Há vários anacronismos na forma como lidamos com as eleições, mas o mais extraordinário é a lei que nos obriga a estarmos caladinhos na véspera e no dia em que votamos. Tudo para que, durante esse magro mas precioso espaço de tempo, não influenciemos aqueles que, durante semanas a fio, foram influenciados com uma constância próxima de um bombardeamento aéreo. O período de reflexão é absurdo, é um insulto à nossa inteligência e, acima de tudo, revela-se ineficaz, porque está desenquadrado da realidade e não tem mecanismos de controlo efetivos. É um casaco de 1979 que, em 2015, já não nos serve e está claramente fora de moda.
Ainda assim, eleição após eleição, fingimos que cumprimos: dois dias de desmame, de desintoxicação informativa, sem propaganda, em que não nos resta outra saída que não seja a de irmos até à beira-mar contemplar o Atlântico, fecharmo-nos na cave sem comunicações ou, em alternativa, darmos largas ao impulso consumista num shopping e gastar o dinheiro que não temos porque nos foi tirado pelo Governo em quem não vamos votar. Como se o eleitorado (mesmo a larga maioria que não seguiu com fervor o debate político) precisasse daqueles dois dias para decidir em quem vai votar.
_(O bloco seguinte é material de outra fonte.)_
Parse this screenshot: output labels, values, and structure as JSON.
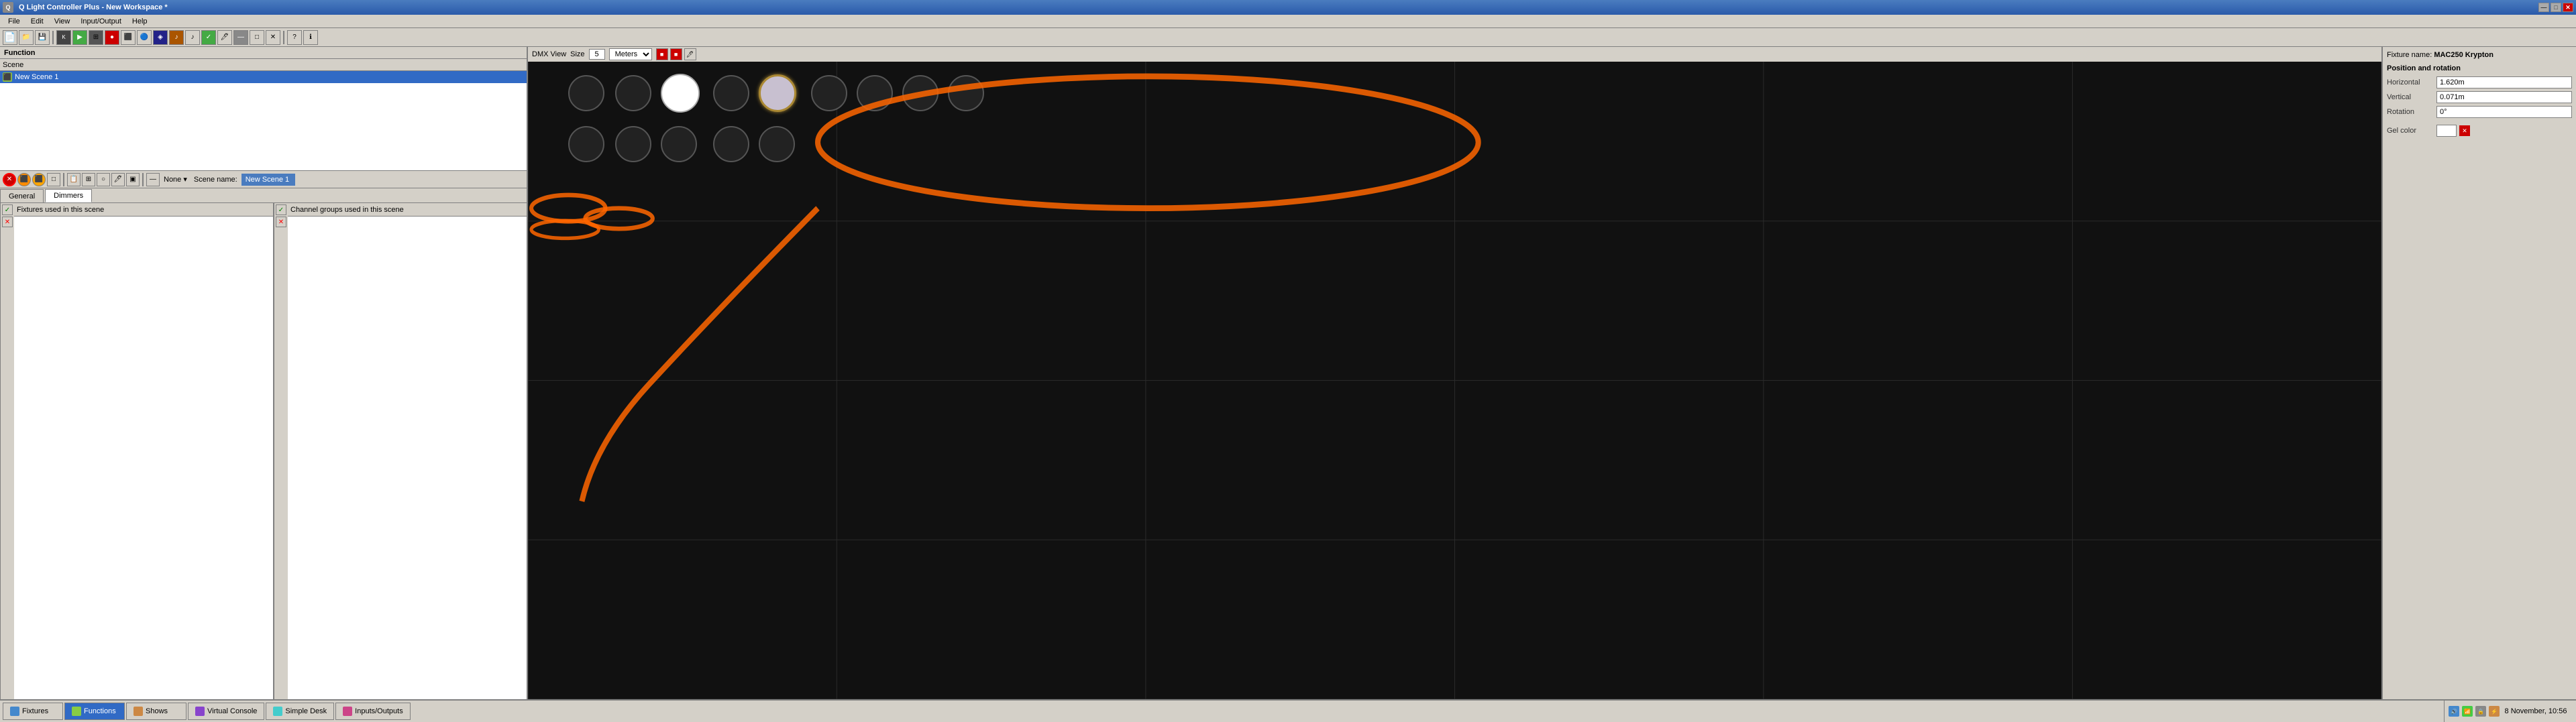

Provavelmente, aos indecisos até ajudaria um pouco mais de informação em cima do acontecimento.
Há um lado benigno no espírito da lei. Pretende-se "preservar a liberdade de escolha dos cidadãos, procurando impedir qualquer forma de pressão na formação da vontade do eleitor". O problema é que erguer uma barreira "higiénica" entre o período de campanha e o dia das eleições, numa sociedade altamente informada e informatizada como a nossa, é como querer apagar fogos com bisnagas. Há uns bons pares de anos, talvez fizesse sentido estarmos preocupados com a possibilidade de um militante mais cioso instalar umas colunas na varanda de casa com o hino do partido, mas não agora. Não com as redes sociais.
Em certa medida, a lei eleitoral acompanhou o progresso, mas introduziu regras bizantinas sobre o uso do Facebook (já agora, esqueceram--se de que há uma coisa chamada Twitter?). Assim: se o seu perfil do Facebook for público, só pode postar fotos de gatinhos e pores do sol. Zero política. Mas se for privado, e a eles apenas acederem os seus amigos (e não os amigos dos amigos), então pode substituir a foto de perfil por uma de Passos, de Costa ou de Marinho e Pinto. Está dentro da lei.
Em Portugal, há 9,5 milhões de eleitores inscritos nos cadernos. Destes, 4,29 milhões acedem ao Facebook. Por isso, das duas uma: ou a Comissão Nacional de Eleições reforça significativamente o seu quadro de pessoal, ou então voltamos a fingir que a lei se cumpriu patrioticamente e ficamos reconfortados. Já agora: no domingo, não se esqueça: guarde a arma de caça, mas vá ao futebol. E, a caminho do local de voto, vende os olhos. Não queremos que os cartazes partidários que vão ficar plantados nas ruas até à Páscoa o influenciem.